Public Art for Kāpiti

Kāpiti Councillor, and former Kāpiti Arts Panel Chair, Jackie Elliott reflects on the impact and value of Public Art

I have just attended the annual Local Government NZ (LGNZ) conference in the heart of Christchurch city. This is not the first LGNZ conference I have attended. Like last year’s, entirely held within the artistic facades of the new Sky City Conference Center, it was the venue that drew me to attend. I took the opportunity in Auckland to explore the logistics of both the workings of the SkyCity monolith and the logistics of day to day living for Auckland’s homeless. Both were real eye-openers, and experiencing both at once, quite brutal.

Christchurch offered the same opportunity to experience by forced immersion. The 550 delegates had four separate hotels and another four activity venues, including historic Christ’s College, all within six blocks in the central city. We had to find and navigate around, largely on foot, and by ourselves. The historic trams and taxis were also available. All attendees came face to face with the complexities of a space and a people as desolate and suffering as they were inspired in their state of the art rebuild.

My newly refurbished stark white eleven storey motel building sat right behind the fenced, crumbling shell of the steel supported Cathedral. This site is left untouched since the 2011 earthquake. To see it, you go around the front of the mural decorated safety fence and through the tree fern lined facade of a whare meeting house. There, the public cross the metal grid floor to press noses up against the steel mesh and take it all in. Press shoulders against camera clicking tourists, kiddies pressed between legs, fingers entwined through the mesh, you all stare, in silence, tracing the path of pigeons in flight, taking in the curve of collapsing roofs, the long grass, the imposing steel beams and giant bolts, containers stacked against the left side to keep the building up, and huge concrete blocks in other corners.
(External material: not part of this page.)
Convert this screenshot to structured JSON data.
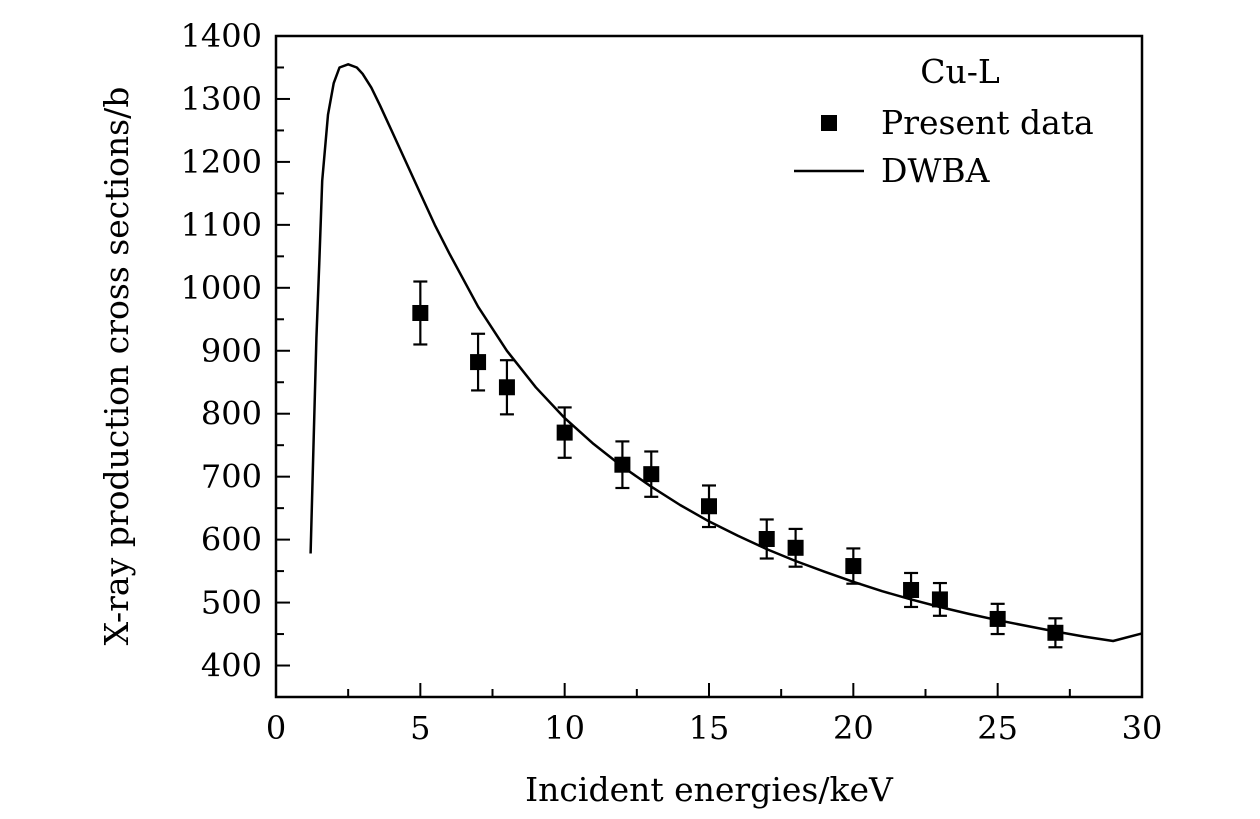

The grass, moss and creepers defiantly taking over as she is slowly being returned to mother nature.

It is almost the perfect untouched memorial to the earthquakes of 2010 and 2011 and the lives lost. But it is not perfect. As a catholic, this is the first church that I cannot enter to seek my own solace and protection. Nor can I enter to give her at this point in time, the solace and protection she so badly needs, and that is a powerful personal loss. It is very confronting. I get why it is so important to so many to have this building restored. Even if it means the gentle deconstruction of every brick, and a rebuild brick by brick.

Of the new buildings and spaces? Yes, This will indeed be one of the world’s most modern cities with state of the art engineering and use of materials in a way that will inspire continued economic viability. The buildings and the people share space with art. Lots of art. Art everywhere. In three days I still found more and more art in every corner, on every wall, art to be looked at, looked through, art to sit on, lie on, touch, be inspired by and art to find the stories of those living there and what happened.

I was reassured here, that public art has a powerful role in speaking both to and for the people in every community’s shared space and I compare this with the level of angst and brow beating in Kāpiti last week, when we at KCDC were choosing whether or not to accept the loan of the ‘Kiwi Flyer sculpture’. One artwork, and only the second piece of public art to be procured in Kāpiti in five years. As one of the previous chairs of Kāpiti’s Public Art Panel, I am even more convinced that there is always a place in my Kāpiti for public art.